Quaxi_

Quaxi_ t1_j6421fo wrote

And while being easier to train, they give better results.

Diffusion models are also so much more versatile in their application because of their iterative process.

You can do inpainting or img-to-img for example by just conditioning the noise in different ways. You would have to retrain the whole GAN to achieve that.

3

Quaxi_ t1_is7gnsf wrote

No definitely - GANs can still fail and they are much less stable than Diffusion models. But GANs have still enjoyed a huge popularity despite that and research has found ways to mitigate it.

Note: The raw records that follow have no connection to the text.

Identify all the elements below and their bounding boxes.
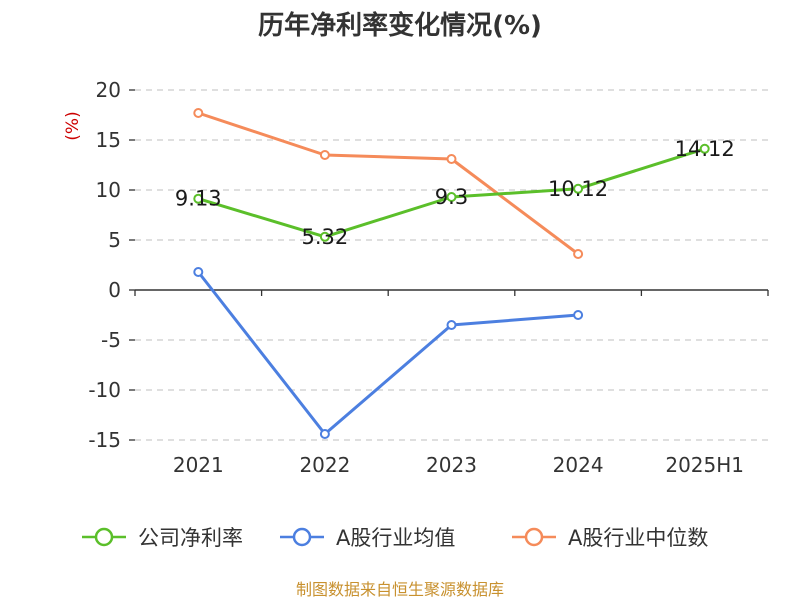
data-point[interactable]	[319, 231, 330, 242]
data-point[interactable]	[573, 310, 584, 320]
legend-label[interactable]: A股行业均值	[336, 526, 455, 550]
series-line	[197, 111, 580, 256]
x-tick-label: 2023	[426, 453, 477, 477]
legend-swatch-marker	[292, 527, 312, 547]
y-tick-label: 5	[108, 228, 121, 252]
chart-title: 历年净利率变化情况(%)	[258, 10, 542, 41]
y-tick-label: -10	[88, 378, 121, 402]
data-point[interactable]	[319, 150, 330, 160]
series-line	[197, 271, 579, 436]
data-point[interactable]	[446, 320, 457, 330]
gridlines	[135, 89, 768, 441]
y-tick-label: 20	[96, 78, 121, 102]
y-axis-unit: (%)	[63, 111, 83, 140]
x-axis-ticks: 2021 2022 2023 2024 2025H1	[173, 453, 744, 477]
legend-label[interactable]: 公司净利率	[138, 526, 243, 550]
x-tick-label: 2021	[173, 453, 224, 477]
data-label: 9.3	[435, 185, 468, 209]
legend-label[interactable]: A股行业中位数	[568, 526, 708, 550]
y-tick-label: -5	[101, 328, 121, 352]
y-tick-label: 0	[108, 278, 121, 302]
x-tick-label: 2025H1	[665, 453, 744, 477]
data-label: 10.12	[548, 177, 608, 201]
data-label: 9.13	[175, 187, 222, 211]
y-tick-label: 10	[96, 178, 121, 202]
data-label: 14.12	[675, 137, 735, 161]
legend-swatch-marker	[94, 527, 114, 547]
data-point[interactable]	[319, 429, 330, 439]
series-lines	[193, 108, 710, 439]
data-point[interactable]	[193, 108, 204, 118]
data-point[interactable]	[446, 154, 457, 164]
data-label: 5.32	[302, 225, 349, 249]
legend[interactable]: 公司净利率 A股行业均值 A股行业中位数	[82, 526, 708, 550]
y-axis-ticks: 20 15 10 5 0 -5 -10 -15	[88, 78, 135, 452]
data-point[interactable]	[193, 267, 204, 277]
data-point[interactable]	[446, 192, 457, 202]
y-tick-label: -15	[88, 428, 121, 452]
x-tick-label: 2024	[553, 453, 604, 477]
data-point[interactable]	[573, 183, 584, 194]
data-point[interactable]	[699, 143, 710, 154]
data-point[interactable]	[193, 193, 204, 204]
data-point[interactable]	[573, 249, 584, 259]
source-note: 制图数据来自恒生聚源数据库	[296, 580, 504, 599]
legend-swatch-marker	[524, 527, 544, 547]
y-tick-label: 15	[96, 128, 121, 152]
data-labels: 9.13 5.32 9.3 10.12 14.12	[175, 137, 735, 249]
x-tick-label: 2022	[299, 453, 350, 477]
x-axis	[134, 289, 769, 296]
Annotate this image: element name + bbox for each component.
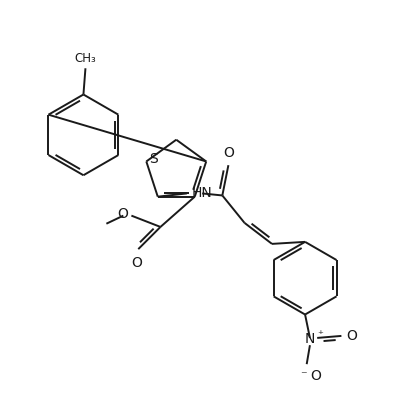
Text: S: S [149, 152, 158, 166]
Text: N: N [305, 332, 315, 346]
Text: O: O [223, 146, 234, 160]
Text: O: O [346, 329, 357, 343]
Text: ⁺: ⁺ [317, 330, 323, 340]
Text: ⁻: ⁻ [300, 369, 307, 382]
Text: O: O [117, 207, 128, 221]
Text: CH₃: CH₃ [75, 52, 96, 65]
Text: O: O [310, 369, 321, 383]
Text: HN: HN [192, 186, 212, 200]
Text: O: O [131, 256, 142, 270]
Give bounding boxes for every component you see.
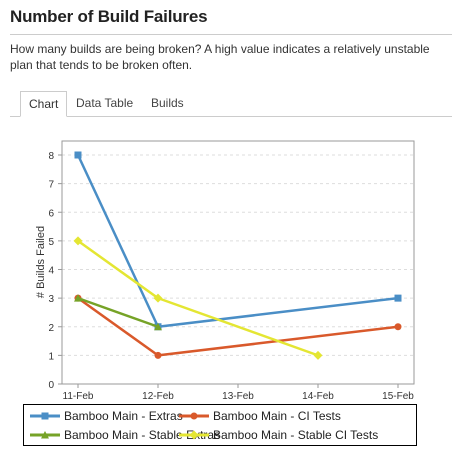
y-tick-label: 4 [48,266,54,277]
y-axis-label: # Builds Failed [35,226,47,298]
series-line [77,296,159,328]
series-bamboo-main-stable-extras [74,294,162,331]
y-tick-label: 8 [48,151,54,162]
legend-label: Bamboo Main - Extras [64,409,183,423]
legend-swatch [30,431,60,439]
tab-bar: Chart Data Table Builds [10,91,452,117]
y-tick-label: 7 [48,180,54,191]
legend-label: Bamboo Main - Stable Extras [64,428,221,442]
x-tick-label: 12-Feb [142,391,174,400]
data-point [74,151,82,159]
y-axis-ticks: 0 1 2 3 4 5 6 7 8 [48,151,62,391]
legend-marker [189,430,199,440]
legend-marker [190,412,198,420]
page-description: How many builds are being broken? A high… [10,42,430,72]
data-point [394,323,402,331]
x-tick-label: 11-Feb [63,391,94,400]
series-bamboo-main-ci-tests [74,294,402,359]
data-point [73,236,83,246]
y-tick-label: 0 [48,380,54,391]
tab-data-table[interactable]: Data Table [76,96,134,110]
data-point [394,294,402,302]
tab-builds[interactable]: Builds [151,96,184,110]
chart-series [73,151,402,360]
data-point [154,351,162,359]
series-line [77,239,319,357]
build-failures-chart: 0 1 2 3 4 5 6 7 8 11-Feb 12-Feb 13-Feb 14-Feb 15-Feb… [35,140,415,400]
legend-label: Bamboo Main - Stable CI Tests [213,428,379,442]
y-tick-label: 1 [48,351,54,362]
chart-legend: Bamboo Main - Extras Bamboo Main - CI Tes… [23,404,417,446]
legend-swatch [30,412,60,420]
x-tick-label: 15-Feb [382,391,414,400]
x-axis-ticks: 11-Feb 12-Feb 13-Feb 14-Feb 15-Feb [63,384,414,400]
legend-marker [41,412,49,420]
data-point [74,294,82,302]
page-title: Number of Build Failures [10,7,208,26]
series-bamboo-main-stable-ci-tests [73,236,323,360]
x-tick-label: 14-Feb [302,391,334,400]
title-divider [10,34,452,35]
y-tick-label: 3 [48,294,54,305]
y-tick-label: 6 [48,208,54,219]
y-tick-label: 2 [48,323,54,334]
tab-chart[interactable]: Chart [20,91,68,117]
data-point [153,293,163,303]
legend-swatch [179,430,209,440]
legend-label: Bamboo Main - CI Tests [213,409,341,423]
y-tick-label: 5 [48,237,54,248]
data-point [313,350,323,360]
data-point [154,322,162,331]
legend-swatch [179,412,209,420]
legend-marker [41,431,49,439]
x-tick-label: 13-Feb [222,391,254,400]
plot-area-border [61,140,415,385]
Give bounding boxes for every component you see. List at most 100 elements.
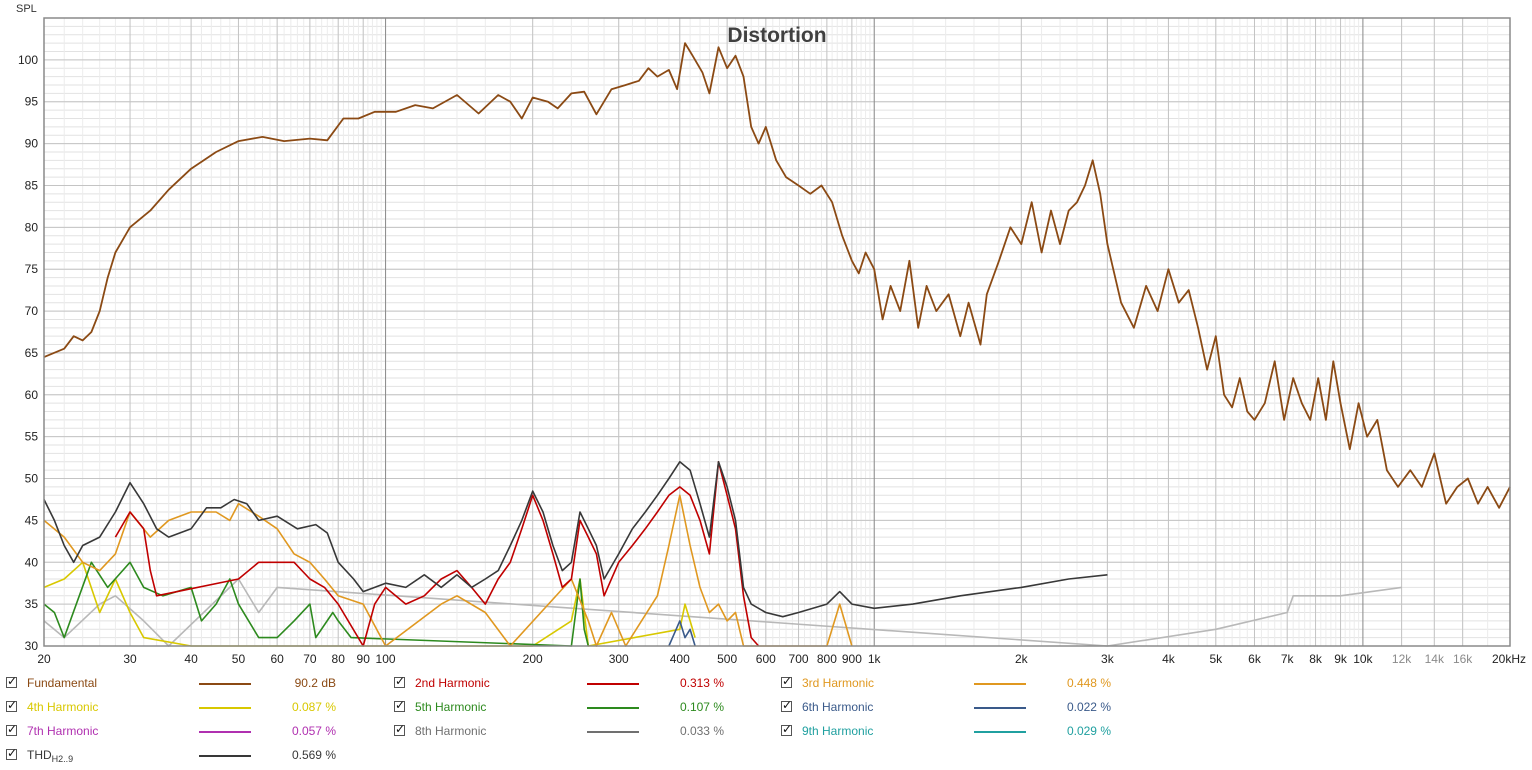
x-tick-label: 60 (270, 652, 284, 666)
legend-label: THDH2..9 (27, 748, 74, 764)
plot-border (43, 17, 1511, 647)
legend-label: 9th Harmonic (802, 724, 874, 738)
x-tick-label: 6k (1248, 652, 1262, 666)
legend-value: 0.313 % (679, 676, 724, 690)
x-tick-label: 500 (717, 652, 737, 666)
legend-swatch (587, 683, 639, 685)
legend-item: 4th Harmonic 0.087 % (6, 696, 346, 716)
legend-label: 8th Harmonic (415, 724, 487, 738)
legend-checkbox[interactable] (394, 674, 405, 688)
legend-item: THDH2..9 0.569 % (6, 744, 346, 764)
distortion-chart: 20 30 40 50 60 70 80 90 100 200 300 400 500 600 700 800… (16, 3, 1526, 666)
legend-label-subscript: H2..9 (51, 754, 74, 764)
y-tick-label: 30 (25, 639, 39, 653)
legend-swatch (587, 731, 639, 733)
series-line-5th-harmonic (43, 561, 590, 647)
x-tick-label: 600 (756, 652, 776, 666)
chart-title: Distortion (727, 24, 826, 47)
series-line-thd (43, 461, 1108, 618)
legend-checkbox[interactable] (6, 722, 17, 736)
y-tick-label: 50 (25, 472, 39, 486)
legend-label: Fundamental (27, 676, 98, 690)
x-tick-label: 200 (523, 652, 543, 666)
legend-swatch (199, 683, 251, 685)
legend-label: 3rd Harmonic (802, 676, 875, 690)
legend-value: 0.087 % (291, 700, 336, 714)
legend-swatch (974, 731, 1026, 733)
y-tick-label: 35 (25, 597, 39, 611)
x-tick-label: 12k (1392, 652, 1412, 666)
legend-value: 0.033 % (679, 724, 724, 738)
x-tick-label: 300 (609, 652, 629, 666)
legend-item: 6th Harmonic 0.022 % (781, 696, 1121, 716)
series-line-3rd-harmonic (43, 494, 853, 647)
legend-checkbox[interactable] (6, 674, 17, 688)
y-axis-label: SPL (16, 3, 37, 15)
legend-swatch (974, 683, 1026, 685)
legend: Fundamental 90.2 dB 2nd Harmonic 0.313 % 3rd… (0, 672, 1532, 770)
x-tick-label: 8k (1309, 652, 1323, 666)
x-tick-label: 90 (357, 652, 371, 666)
x-tick-label: 3k (1101, 652, 1115, 666)
legend-value: 0.057 % (291, 724, 336, 738)
legend-value: 0.029 % (1066, 724, 1111, 738)
legend-swatch (587, 707, 639, 709)
x-tick-label: 5k (1209, 652, 1223, 666)
y-tick-label: 75 (25, 262, 39, 276)
legend-item: 3rd Harmonic 0.448 % (781, 672, 1121, 692)
y-tick-label: 70 (25, 304, 39, 318)
legend-swatch (199, 755, 251, 757)
x-tick-label: 400 (670, 652, 690, 666)
series-line-6th-harmonic (668, 620, 696, 647)
y-tick-label: 65 (25, 346, 39, 360)
legend-swatch (199, 731, 251, 733)
series-line-fundamental (43, 42, 1511, 509)
y-tick-label: 80 (25, 220, 39, 234)
x-tick-label: 16k (1453, 652, 1473, 666)
plot-area (44, 18, 1510, 646)
x-tick-label: 1k (868, 652, 882, 666)
legend-checkbox[interactable] (394, 722, 405, 736)
x-tick-label: 50 (232, 652, 246, 666)
y-tick-label: 85 (25, 178, 39, 192)
legend-checkbox[interactable] (6, 698, 17, 712)
legend-value: 0.107 % (679, 700, 724, 714)
legend-item: 5th Harmonic 0.107 % (394, 696, 734, 716)
legend-label: 5th Harmonic (415, 700, 487, 714)
x-tick-label: 900 (842, 652, 862, 666)
legend-item: 8th Harmonic 0.033 % (394, 720, 734, 740)
y-tick-label: 55 (25, 430, 39, 444)
legend-label: 7th Harmonic (27, 724, 99, 738)
y-tick-labels: 30 35 40 45 50 55 60 65 70 75 80 85 90 95 100 (18, 53, 38, 653)
legend-checkbox[interactable] (394, 698, 405, 712)
x-tick-label: 80 (332, 652, 346, 666)
legend-value: 0.022 % (1066, 700, 1111, 714)
x-tick-label: 700 (789, 652, 809, 666)
y-tick-label: 95 (25, 95, 39, 109)
x-tick-label: 9k (1334, 652, 1348, 666)
legend-item: 9th Harmonic 0.029 % (781, 720, 1121, 740)
y-tick-label: 60 (25, 388, 39, 402)
legend-checkbox[interactable] (781, 698, 792, 712)
legend-label: 2nd Harmonic (415, 676, 490, 690)
x-tick-label: 10k (1353, 652, 1373, 666)
legend-value: 0.569 % (291, 748, 336, 762)
x-tick-label: 20kHz (1492, 652, 1526, 666)
legend-checkbox[interactable] (781, 674, 792, 688)
x-tick-label: 100 (376, 652, 396, 666)
legend-label: 6th Harmonic (802, 700, 874, 714)
y-tick-label: 90 (25, 137, 39, 151)
y-tick-label: 100 (18, 53, 38, 67)
x-tick-label: 2k (1015, 652, 1029, 666)
x-tick-labels: 20 30 40 50 60 70 80 90 100 200 300 400 500 600 700 800… (37, 652, 1526, 666)
legend-label: 4th Harmonic (27, 700, 99, 714)
legend-value: 90.2 dB (294, 676, 336, 690)
x-tick-label: 40 (184, 652, 198, 666)
series-line-2nd-harmonic (114, 461, 760, 647)
legend-swatch (974, 707, 1026, 709)
x-tick-label: 70 (303, 652, 317, 666)
x-tick-label: 800 (817, 652, 837, 666)
legend-swatch (199, 707, 251, 709)
legend-checkbox[interactable] (781, 722, 792, 736)
legend-checkbox[interactable] (6, 746, 17, 760)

I just think it's not the main reason why diffusion models are gaining traction. If it was we probably would have seen a lot more of Variational Autoencoders. My work is not at BigGAN or DALLE2 scale though so might indeed miss some scaling aspect of this. :)

2

Quaxi_ t1_is4woj1 wrote

I wouldn't say it is primarily because it is more stable though, it just gives better results and the properties of diffusion easily leads into other applications like in/outpainting and multimodality.

GANs are quite stable these days. Tricks like feature matching loss, spectral normalization, gradient clipping, TTUR etc makes modal collapse quite rare.

You're correct that it is quite slower at the moment though. The diffusion process needs to iterate per pass and thus takes longer both to train and to infer.

11